Ai, this last thought will break him, surely! Against his character (yet what does he have left save this shell of himself and a future of lies?), Celebrimbor nods.

He would have done it, he confesses freely when it is over. He would have told Sauron everything.

That choice, mercifully, is taken out of his hands. For while Sauron hunted for the nine there were gathered together three, and while Dwarves marched upon the city they banded together to save the few who survived. The light of mithril blinds Sauron, shattering his triumph as each warrior strides over the threshold. 

There is the lady in white, with a circlet on her brow and a sword flashing to her palm. There is the commander of sea and sky, whose blade is wreathed red and whose silver hair shines like the final sunset. There is the golden king, whose hand reflects the hue of a trampled banner, who will not fall without burying his glaive in the enemy’s heart.

They gather as one and Sauron hesitates… and then he is gone. 

(One day he will master the art of his own ring, and then he will laugh. For this day he knows fear, and the revelation will endure in both Celebrimbor’s proudest moments and his waking haunts.)

The light fades from the warriors, but not from the rings. Narya knits bones as a sailor weaves rope to strong beams. Vilya envelopes the spirit as a king guards his people. Nenya embraces and eradicates and shields and soothes, for it is in the nature of her bearer to heal and fight and comfort and cling to those she loves. 

It is clear that Elrond does not wish to wake, but Gil-Galad leaves him no choice. He cradles his herald, mourning lingering bruises where the troll struck and greying scars that will never forget Sauron’s taint and the first huffing, birdlike cry when Elrond comes to himself, searching for Celebrimbor and anticipating pain.

When he realizes who holds him, his first act is to beg forgiveness. His next is to slither from Gil-Galad’s arms, reaching for his cousin.

There is pain in dark eyes when Gil-Galad permits him, lifting Elrond to lay them side by side, his gentling hand resting on the shoulder that shivers with lingering shock. Elrond wraps his hands around Celebrimbor’s, grieving for that which rings cannot restore, and buries his face in his cousin’s shoulder. (He will sleep for days, and be haunted for many more to come, and yet he will heal, and that in itself is a marvel far exceeding anything Celebrimbor has seen in Middle Earth.)

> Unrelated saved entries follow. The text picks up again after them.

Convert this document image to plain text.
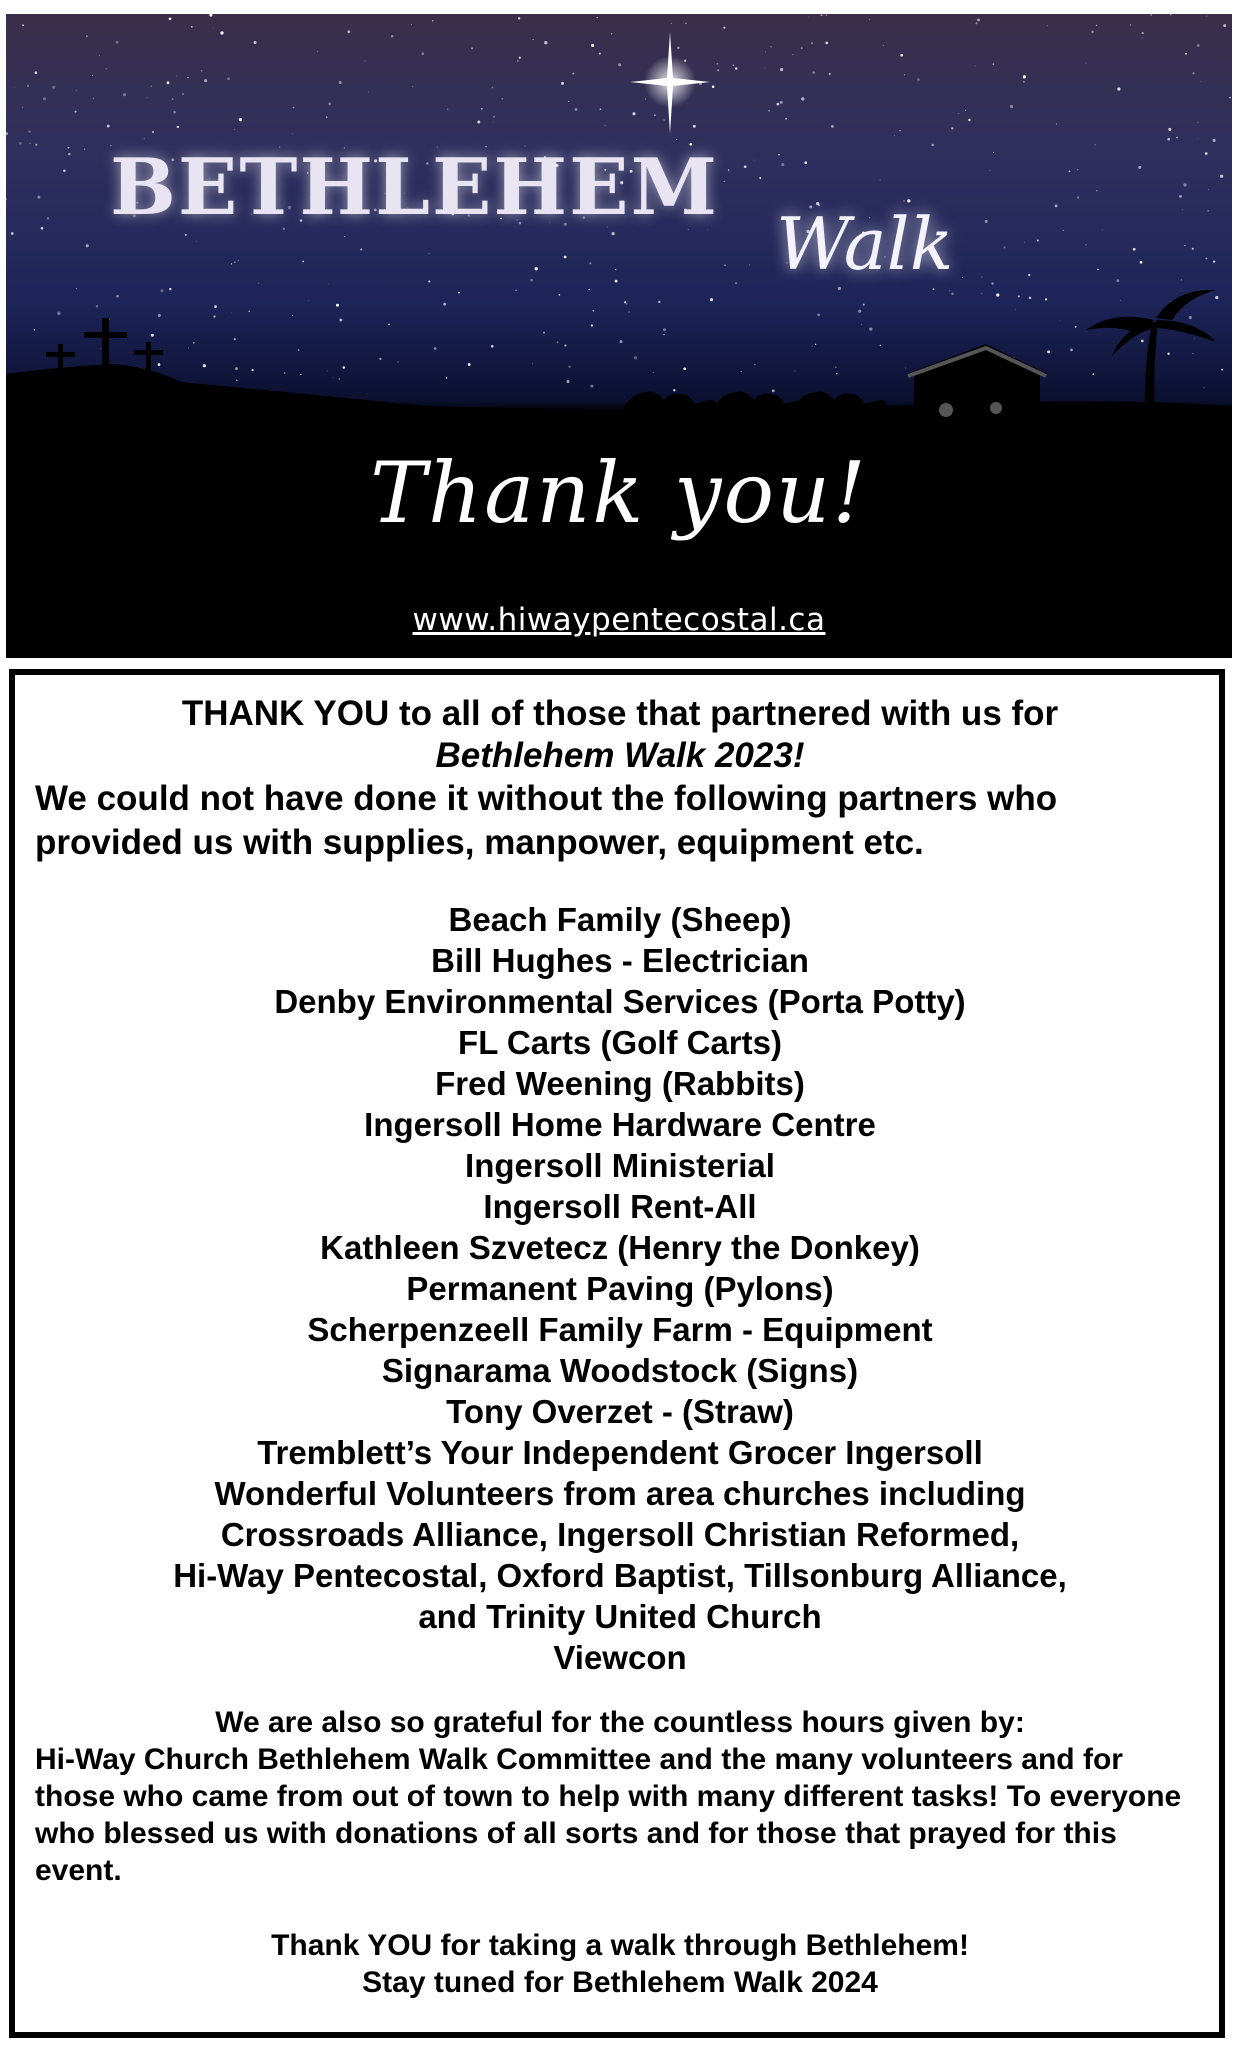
BETHLEHEM
Walk
Thank you!
www.hiwaypentecostal.ca

THANK YOU to all of those that partnered with us for

Bethlehem Walk 2023!

We could not have done it without the following partners who provided us with supplies, manpower, equipment etc.

Beach Family (Sheep)
Bill Hughes - Electrician
Denby Environmental Services (Porta Potty)
FL Carts (Golf Carts)
Fred Weening (Rabbits)
Ingersoll Home Hardware Centre
Ingersoll Ministerial
Ingersoll Rent-All
Kathleen Szvetecz (Henry the Donkey)
Permanent Paving (Pylons)
Scherpenzeell Family Farm - Equipment
Signarama Woodstock (Signs)
Tony Overzet - (Straw)
Tremblett’s Your Independent Grocer Ingersoll
Wonderful Volunteers from area churches including
Crossroads Alliance, Ingersoll Christian Reformed,
Hi-Way Pentecostal, Oxford Baptist, Tillsonburg Alliance,
and Trinity United Church
Viewcon

We are also so grateful for the countless hours given by:

Hi-Way Church Bethlehem Walk Committee and the many volunteers and for those who came from out of town to help with many different tasks! To everyone who blessed us with donations of all sorts and for those that prayed for this event.

Thank YOU for taking a walk through Bethlehem!

Stay tuned for Bethlehem Walk 2024
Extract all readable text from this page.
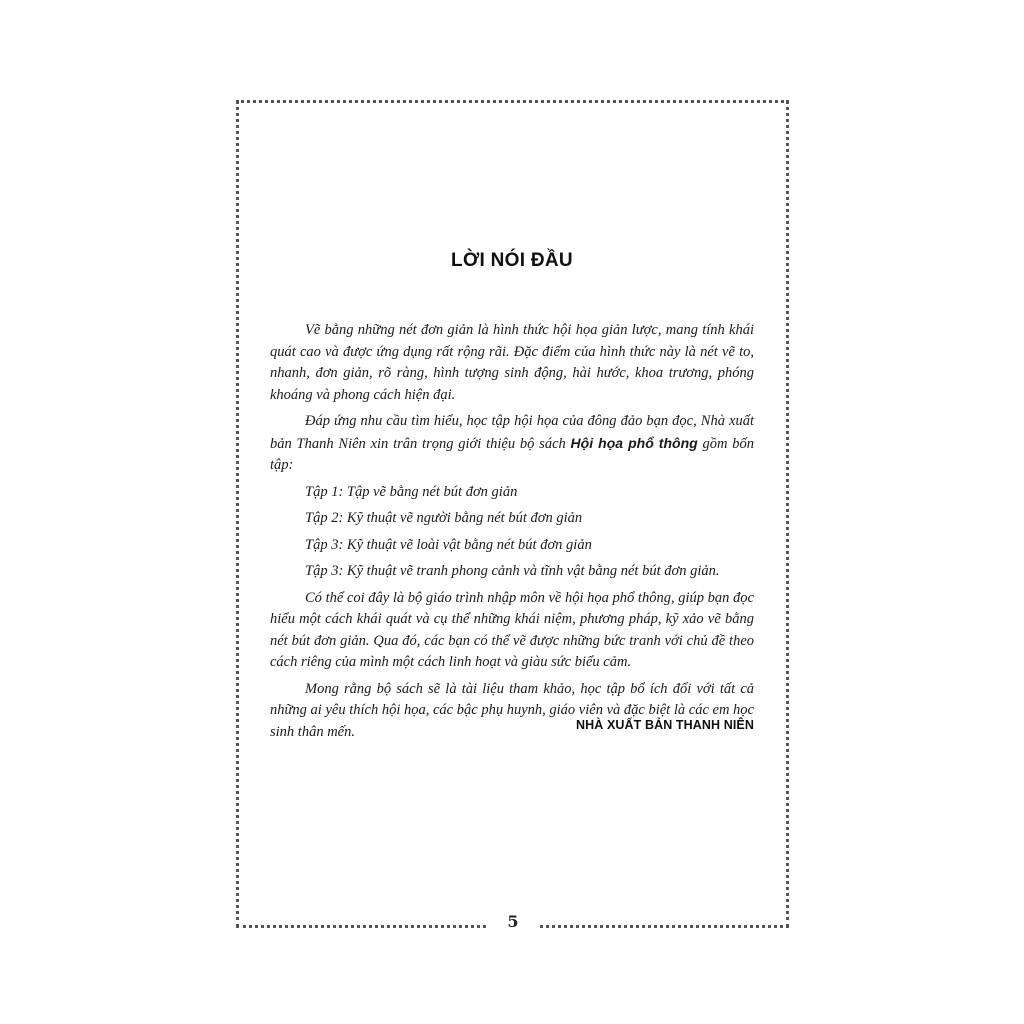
LỜI NÓI ĐẦU

Vẽ bằng những nét đơn giản là hình thức hội họa giản lược, mang tính khái quát cao và được ứng dụng rất rộng rãi. Đặc điểm của hình thức này là nét vẽ to, nhanh, đơn giản, rõ ràng, hình tượng sinh động, hài hước, khoa trương, phóng khoáng và phong cách hiện đại.

Đáp ứng nhu cầu tìm hiểu, học tập hội họa của đông đảo bạn đọc, Nhà xuất bản Thanh Niên xin trân trọng giới thiệu bộ sách Hội họa phổ thông gồm bốn tập:

Tập 1: Tập vẽ bằng nét bút đơn giản

Tập 2: Kỹ thuật vẽ người bằng nét bút đơn giản

Tập 3: Kỹ thuật vẽ loài vật bằng nét bút đơn giản

Tập 3: Kỹ thuật vẽ tranh phong cảnh và tĩnh vật bằng nét bút đơn giản.

Có thể coi đây là bộ giáo trình nhập môn về hội họa phổ thông, giúp bạn đọc hiểu một cách khái quát và cụ thể những khái niệm, phương pháp, kỹ xảo vẽ bằng nét bút đơn giản. Qua đó, các bạn có thể vẽ được những bức tranh với chủ đề theo cách riêng của mình một cách linh hoạt và giàu sức biểu cảm.

Mong rằng bộ sách sẽ là tài liệu tham khảo, học tập bổ ích đối với tất cả những ai yêu thích hội họa, các bậc phụ huynh, giáo viên và đặc biệt là các em học sinh thân mến.	NHÀ XUẤT BẢN THANH NIÊN
5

He detangles one arm and wraps it around Elrond, pulling him close, and closes his eyes against tears when he feels his cousin’s chest rise and fall. The king’s other hand moves to rest on his head, as if Celebrimbor is a child avoiding sleep, and the evocation of peace envelopes his fëa.

He closes his eyes, not entirely unwillingly, and sleeps without dreams. 

When he wakes in a hollow surrounded by streams, he is not alone.

His first sight is Elrond’s relieved smile.